We booked Headroom Studios for a weekend. We recorded a four-minute instrumental live on tape without a click track, playing it over and over and over again until we got it right. We were all in the same room with our instruments. There were acoustic panels everywhere because I wanted to hear each instrument in the room itself rather than thru a headphone mix. It was thrilling to nail a take as a full band, to lock in and sync up with each other to get the performance right.
Thank you to Mark Watter from Headroom that had the wisdom and grit to pull all this off and to Richie DeVon (from Lástima) for their assistance.
CART Studios II: Electric Boogaloo
Back at CART! Lauren & I recorded guitars for an EP that'll come out some time later. We've got vocals to track next. (We do have an album coming out in a few weeks, this is another separate thing!)
We got to do something cool in the studio with Matias: rather than piece together each guitar track individually, Lauren & I played our parts live together at the same time and positioned the microphones to let both our amps bleed into each other. This should give a full, live sound that we couldn't have achieved otherwise. Very few overdubs. Pretty much the opposite of what I did when tracking guitars by myself in the Eighteen days.
We were supposed to play a show that same evening but Matt got the 'rona. The first show we had to drop! Ah well!
Back to the Studio
Hourglass & I spent this afternoon at CART Studios to record drums for some new songs. We've worked with Matias before and he's great. Drums are notoriously difficult to get right in the studio so I don't take for granted that the session was easy and fun. Credit to the skill of both of them.

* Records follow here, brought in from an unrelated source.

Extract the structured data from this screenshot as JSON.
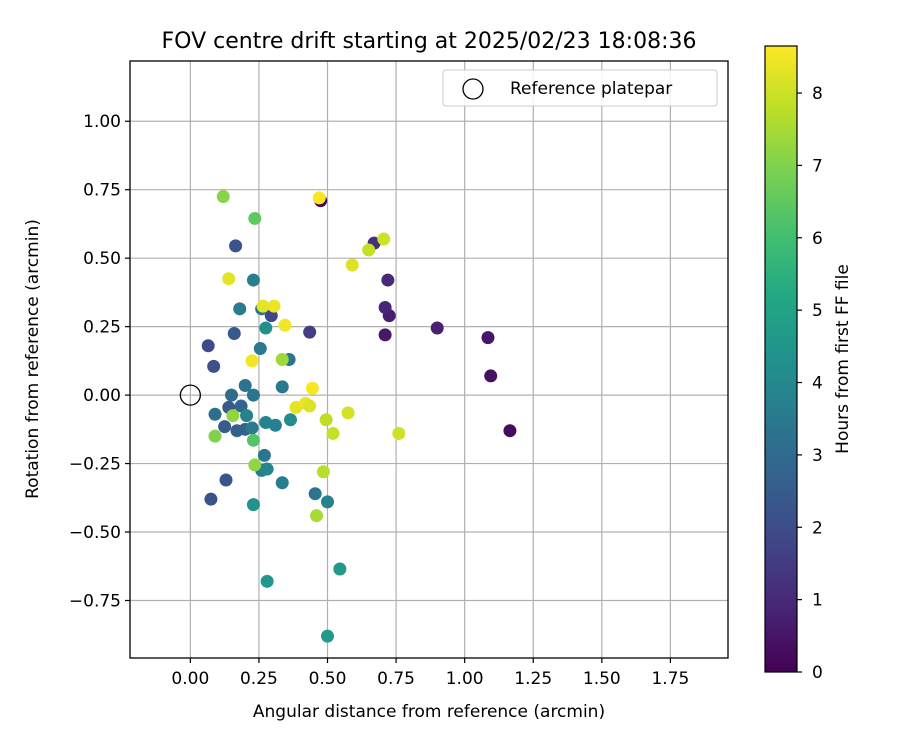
{
  "chart_data": {
    "type": "scatter",
    "title": "FOV centre drift starting at 2025/02/23 18:08:36",
    "xlabel": "Angular distance from reference (arcmin)",
    "ylabel": "Rotation from reference (arcmin)",
    "colorbar_label": "Hours from first FF file",
    "colormap": "viridis",
    "xlim": [
      -0.22,
      1.96
    ],
    "ylim": [
      -0.96,
      1.22
    ],
    "x_ticks": [
      0.0,
      0.25,
      0.5,
      0.75,
      1.0,
      1.25,
      1.5,
      1.75
    ],
    "x_tick_labels": [
      "0.00",
      "0.25",
      "0.50",
      "0.75",
      "1.00",
      "1.25",
      "1.50",
      "1.75"
    ],
    "y_ticks": [
      -0.75,
      -0.5,
      -0.25,
      0.0,
      0.25,
      0.5,
      0.75,
      1.0
    ],
    "y_tick_labels": [
      "−0.75",
      "−0.50",
      "−0.25",
      "0.00",
      "0.25",
      "0.50",
      "0.75",
      "1.00"
    ],
    "colorbar_range": [
      0,
      8.65
    ],
    "colorbar_ticks": [
      0,
      1,
      2,
      3,
      4,
      5,
      6,
      7,
      8
    ],
    "colorbar_tick_labels": [
      "0",
      "1",
      "2",
      "3",
      "4",
      "5",
      "6",
      "7",
      "8"
    ],
    "grid": true,
    "legend": {
      "position": "upper-right",
      "label": "Reference platepar"
    },
    "reference_point": {
      "x": 0.0,
      "y": 0.0
    },
    "points": [
      {
        "x": 0.475,
        "y": 0.71,
        "h": 0.1
      },
      {
        "x": 1.165,
        "y": -0.13,
        "h": 0.3
      },
      {
        "x": 1.095,
        "y": 0.07,
        "h": 0.4
      },
      {
        "x": 1.085,
        "y": 0.21,
        "h": 0.5
      },
      {
        "x": 0.9,
        "y": 0.245,
        "h": 0.8
      },
      {
        "x": 0.71,
        "y": 0.22,
        "h": 0.6
      },
      {
        "x": 0.725,
        "y": 0.29,
        "h": 0.7
      },
      {
        "x": 0.71,
        "y": 0.32,
        "h": 0.9
      },
      {
        "x": 0.72,
        "y": 0.42,
        "h": 1.0
      },
      {
        "x": 0.67,
        "y": 0.555,
        "h": 1.2
      },
      {
        "x": 0.435,
        "y": 0.23,
        "h": 1.6
      },
      {
        "x": 0.295,
        "y": 0.29,
        "h": 1.8
      },
      {
        "x": 0.065,
        "y": 0.18,
        "h": 2.0
      },
      {
        "x": 0.085,
        "y": 0.105,
        "h": 2.1
      },
      {
        "x": 0.165,
        "y": 0.545,
        "h": 2.2
      },
      {
        "x": 0.16,
        "y": 0.225,
        "h": 2.4
      },
      {
        "x": 0.13,
        "y": -0.31,
        "h": 2.3
      },
      {
        "x": 0.075,
        "y": -0.38,
        "h": 2.2
      },
      {
        "x": 0.125,
        "y": -0.115,
        "h": 2.5
      },
      {
        "x": 0.14,
        "y": -0.045,
        "h": 2.4
      },
      {
        "x": 0.17,
        "y": -0.13,
        "h": 2.6
      },
      {
        "x": 0.2,
        "y": -0.125,
        "h": 2.7
      },
      {
        "x": 0.185,
        "y": -0.04,
        "h": 2.8
      },
      {
        "x": 0.15,
        "y": 0.0,
        "h": 3.0
      },
      {
        "x": 0.09,
        "y": -0.07,
        "h": 3.2
      },
      {
        "x": 0.2,
        "y": 0.035,
        "h": 3.3
      },
      {
        "x": 0.23,
        "y": 0.0,
        "h": 3.4
      },
      {
        "x": 0.255,
        "y": 0.17,
        "h": 3.5
      },
      {
        "x": 0.18,
        "y": 0.315,
        "h": 3.6
      },
      {
        "x": 0.23,
        "y": 0.42,
        "h": 3.7
      },
      {
        "x": 0.26,
        "y": 0.315,
        "h": 3.3
      },
      {
        "x": 0.205,
        "y": -0.075,
        "h": 3.8
      },
      {
        "x": 0.225,
        "y": -0.12,
        "h": 3.5
      },
      {
        "x": 0.27,
        "y": -0.22,
        "h": 3.4
      },
      {
        "x": 0.26,
        "y": -0.275,
        "h": 3.6
      },
      {
        "x": 0.28,
        "y": -0.27,
        "h": 3.9
      },
      {
        "x": 0.31,
        "y": -0.11,
        "h": 3.7
      },
      {
        "x": 0.275,
        "y": -0.1,
        "h": 3.8
      },
      {
        "x": 0.335,
        "y": -0.32,
        "h": 3.6
      },
      {
        "x": 0.335,
        "y": 0.03,
        "h": 3.5
      },
      {
        "x": 0.36,
        "y": 0.13,
        "h": 3.4
      },
      {
        "x": 0.275,
        "y": 0.245,
        "h": 4.3
      },
      {
        "x": 0.365,
        "y": -0.09,
        "h": 4.2
      },
      {
        "x": 0.455,
        "y": -0.36,
        "h": 3.3
      },
      {
        "x": 0.5,
        "y": -0.39,
        "h": 3.8
      },
      {
        "x": 0.23,
        "y": -0.4,
        "h": 4.4
      },
      {
        "x": 0.28,
        "y": -0.68,
        "h": 4.5
      },
      {
        "x": 0.545,
        "y": -0.635,
        "h": 4.6
      },
      {
        "x": 0.5,
        "y": -0.88,
        "h": 4.7
      },
      {
        "x": 0.23,
        "y": -0.165,
        "h": 6.3
      },
      {
        "x": 0.235,
        "y": 0.645,
        "h": 6.5
      },
      {
        "x": 0.09,
        "y": -0.15,
        "h": 7.0
      },
      {
        "x": 0.155,
        "y": -0.075,
        "h": 7.2
      },
      {
        "x": 0.12,
        "y": 0.725,
        "h": 7.1
      },
      {
        "x": 0.235,
        "y": -0.255,
        "h": 7.2
      },
      {
        "x": 0.335,
        "y": 0.13,
        "h": 7.4
      },
      {
        "x": 0.46,
        "y": -0.44,
        "h": 7.5
      },
      {
        "x": 0.485,
        "y": -0.28,
        "h": 7.7
      },
      {
        "x": 0.495,
        "y": -0.09,
        "h": 7.8
      },
      {
        "x": 0.52,
        "y": -0.14,
        "h": 7.9
      },
      {
        "x": 0.575,
        "y": -0.065,
        "h": 8.1
      },
      {
        "x": 0.65,
        "y": 0.53,
        "h": 7.9
      },
      {
        "x": 0.705,
        "y": 0.57,
        "h": 8.0
      },
      {
        "x": 0.59,
        "y": 0.475,
        "h": 8.2
      },
      {
        "x": 0.76,
        "y": -0.14,
        "h": 8.0
      },
      {
        "x": 0.14,
        "y": 0.425,
        "h": 8.3
      },
      {
        "x": 0.265,
        "y": 0.325,
        "h": 8.3
      },
      {
        "x": 0.305,
        "y": 0.325,
        "h": 8.4
      },
      {
        "x": 0.345,
        "y": 0.255,
        "h": 8.5
      },
      {
        "x": 0.225,
        "y": 0.125,
        "h": 8.5
      },
      {
        "x": 0.385,
        "y": -0.045,
        "h": 8.3
      },
      {
        "x": 0.42,
        "y": -0.03,
        "h": 8.4
      },
      {
        "x": 0.435,
        "y": -0.04,
        "h": 8.2
      },
      {
        "x": 0.445,
        "y": 0.025,
        "h": 8.6
      },
      {
        "x": 0.47,
        "y": 0.72,
        "h": 8.6
      }
    ]
  }
}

For one of the weirder songs (which Hourglass describes as "three different genres") he set up his kit with two different snares and switched between them. Then we added some extra percussion after.
I have big ideas for this project but I don't know what the end result will be. I hope it will be something cool. For now, things are sounding great!
West Philly Porchfest
Thank you for our biggest show yet! We had no idea if anyone would show up, and by the end of our set there were over 100 people, enough to block the street. It was hot enough in direct sunlight to start melting the power cable to Lauren's pedals (?!) and wow at one point I thought I was gonna pass out because I didn't drink enough water (!!). So, lots to learn from this one.
Special thanks to Flower Clvb, the beautiful flower shop that hosted us and, more importantly, dealt with the noise complaints because we were just too punk rock. Rock'n'Roll!
We Got Merch!
Look at this awesome merch Lauren made! DIY patches, earrings and free stickers! More to come. No online store, if you wanna buy you gotta come to one of our shows ;)
WXPN 24-Hour Song Challenge
Philly's local public radio station, WXPN, did their first-ever "24-Hour Song Challenge" where musicians were given 24 hours to write and perform an original song with a given prompt. This year's prompt was "summertime". We wrote a song called Winter Mood, which you can check out on YouTube or click the pic above. Check out the other 400+(!!) submissions here!
Guitar Tabs
omg! you can view guitar tabs for the entire Eighteen album right here on astroalloy.com! clicky da link
Apologies to anyone who has no idea what we're talking about.
Debut Album - Eighteen
An album about the liminal space between adult and teenager.